Wednesday, 19 November 2014

Beware the CE mark, yet again

Two companies were fined after a worker suffered serious injuries to his left hand when it was caught in an unguarded stone cutting machine.
The circumstances were;
  • Windsmere Stone & Granite Ltd., bought the stone cutting machine in 2012 from Waters Group Ltd, of Cornwall.
  • The machine had been imported, having initially been produced for an Australian company, and came with a CE marking indicating that it complied with European safety standards. 
  • However, it was not fitted with adequate safeguards to prevent employees putting their hands into the traps between dangerous moving and fixed parts underneath the machine.
  • Therefore Waters Group had failed to provide a machine that was safe.
  • Also, Windsmere had not checked to ensure the machine they had bought was in fact safe.
  • On 12 March 2013 Richard Hale was cleaning the machine.
  • The glove on his left hand was caught and dragged by the corner of a moving blade motor carriage into the narrow gap between that and a support frame. 

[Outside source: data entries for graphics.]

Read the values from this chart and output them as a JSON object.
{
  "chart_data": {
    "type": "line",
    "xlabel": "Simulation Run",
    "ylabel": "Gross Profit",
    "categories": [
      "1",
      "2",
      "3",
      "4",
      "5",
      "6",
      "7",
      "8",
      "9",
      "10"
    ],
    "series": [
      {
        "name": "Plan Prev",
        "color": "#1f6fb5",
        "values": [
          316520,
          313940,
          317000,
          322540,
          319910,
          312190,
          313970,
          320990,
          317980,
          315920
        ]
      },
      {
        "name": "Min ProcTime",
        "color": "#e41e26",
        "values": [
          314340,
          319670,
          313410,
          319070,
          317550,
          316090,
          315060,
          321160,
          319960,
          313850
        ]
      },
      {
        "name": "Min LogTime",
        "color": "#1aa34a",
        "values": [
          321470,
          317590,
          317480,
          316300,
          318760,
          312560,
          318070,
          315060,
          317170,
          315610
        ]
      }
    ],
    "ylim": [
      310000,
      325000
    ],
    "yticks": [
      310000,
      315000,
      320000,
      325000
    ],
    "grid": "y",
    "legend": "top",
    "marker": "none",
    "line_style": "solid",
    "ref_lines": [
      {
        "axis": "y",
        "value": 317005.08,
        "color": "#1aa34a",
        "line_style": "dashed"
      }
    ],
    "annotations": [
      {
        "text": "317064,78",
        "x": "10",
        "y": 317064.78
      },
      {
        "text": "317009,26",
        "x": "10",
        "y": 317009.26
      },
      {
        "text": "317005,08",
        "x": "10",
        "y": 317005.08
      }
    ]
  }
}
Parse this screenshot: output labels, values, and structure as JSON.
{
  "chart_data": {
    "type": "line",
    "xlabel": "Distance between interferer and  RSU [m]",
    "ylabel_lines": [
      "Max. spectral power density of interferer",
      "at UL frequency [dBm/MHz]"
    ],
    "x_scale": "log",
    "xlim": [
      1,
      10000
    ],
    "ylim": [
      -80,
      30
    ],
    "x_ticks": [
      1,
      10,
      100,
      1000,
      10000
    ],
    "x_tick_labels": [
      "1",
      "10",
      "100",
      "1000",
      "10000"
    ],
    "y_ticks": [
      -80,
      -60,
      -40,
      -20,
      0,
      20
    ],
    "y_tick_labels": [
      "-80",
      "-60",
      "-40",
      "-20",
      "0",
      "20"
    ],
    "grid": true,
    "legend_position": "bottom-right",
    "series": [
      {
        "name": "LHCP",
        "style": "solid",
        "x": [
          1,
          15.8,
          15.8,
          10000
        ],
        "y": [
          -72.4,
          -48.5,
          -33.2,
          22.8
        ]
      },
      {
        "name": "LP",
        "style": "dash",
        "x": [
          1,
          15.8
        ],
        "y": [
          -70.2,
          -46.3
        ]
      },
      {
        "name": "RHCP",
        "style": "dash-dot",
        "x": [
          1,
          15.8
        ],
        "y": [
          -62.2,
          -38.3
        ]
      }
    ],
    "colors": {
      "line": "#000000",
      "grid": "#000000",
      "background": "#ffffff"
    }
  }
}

  • His hand was trapped for around an hour until emergency services were able to release him.
  • The skin, muscles and tendons were stripped from the back of his left hand and he was admitted to hospital to undergo surgery. 
  • This was only partially successful and Mr Hale still suffers stiffness in his hand, restricted finger movement and a bent middle finger, although he has returned to work.
Windsmere Stone & Granite Ltd, was fined £5,337 (inc. costs). (PUWER)
Waters Group Ltd, was fined £7,020 (inc. costs). (Supply of Machinery [Safety] Regs.)
The HSE inspector added:
“This case highlights the need for employers to take reasonable steps to ensure that machines they buy and put into use are actually safe, whatever the manufacturers or suppliers may claim in documentation, or through CE marking. "Employers have a duty to assess the risks from machinery they use at work and should not assume that a machine will be safe as supplied or as installed – a risk assessment still needs to be carried out. “Otherwise, as happened here due to the combined failings of Mr Hale’s employer and the suppliers of the machine, workers are placed at unnecessary risk. Simple steps could and should have been taken to check and safeguard the stone cutter, instead he suffered a serious, debilitating injury.”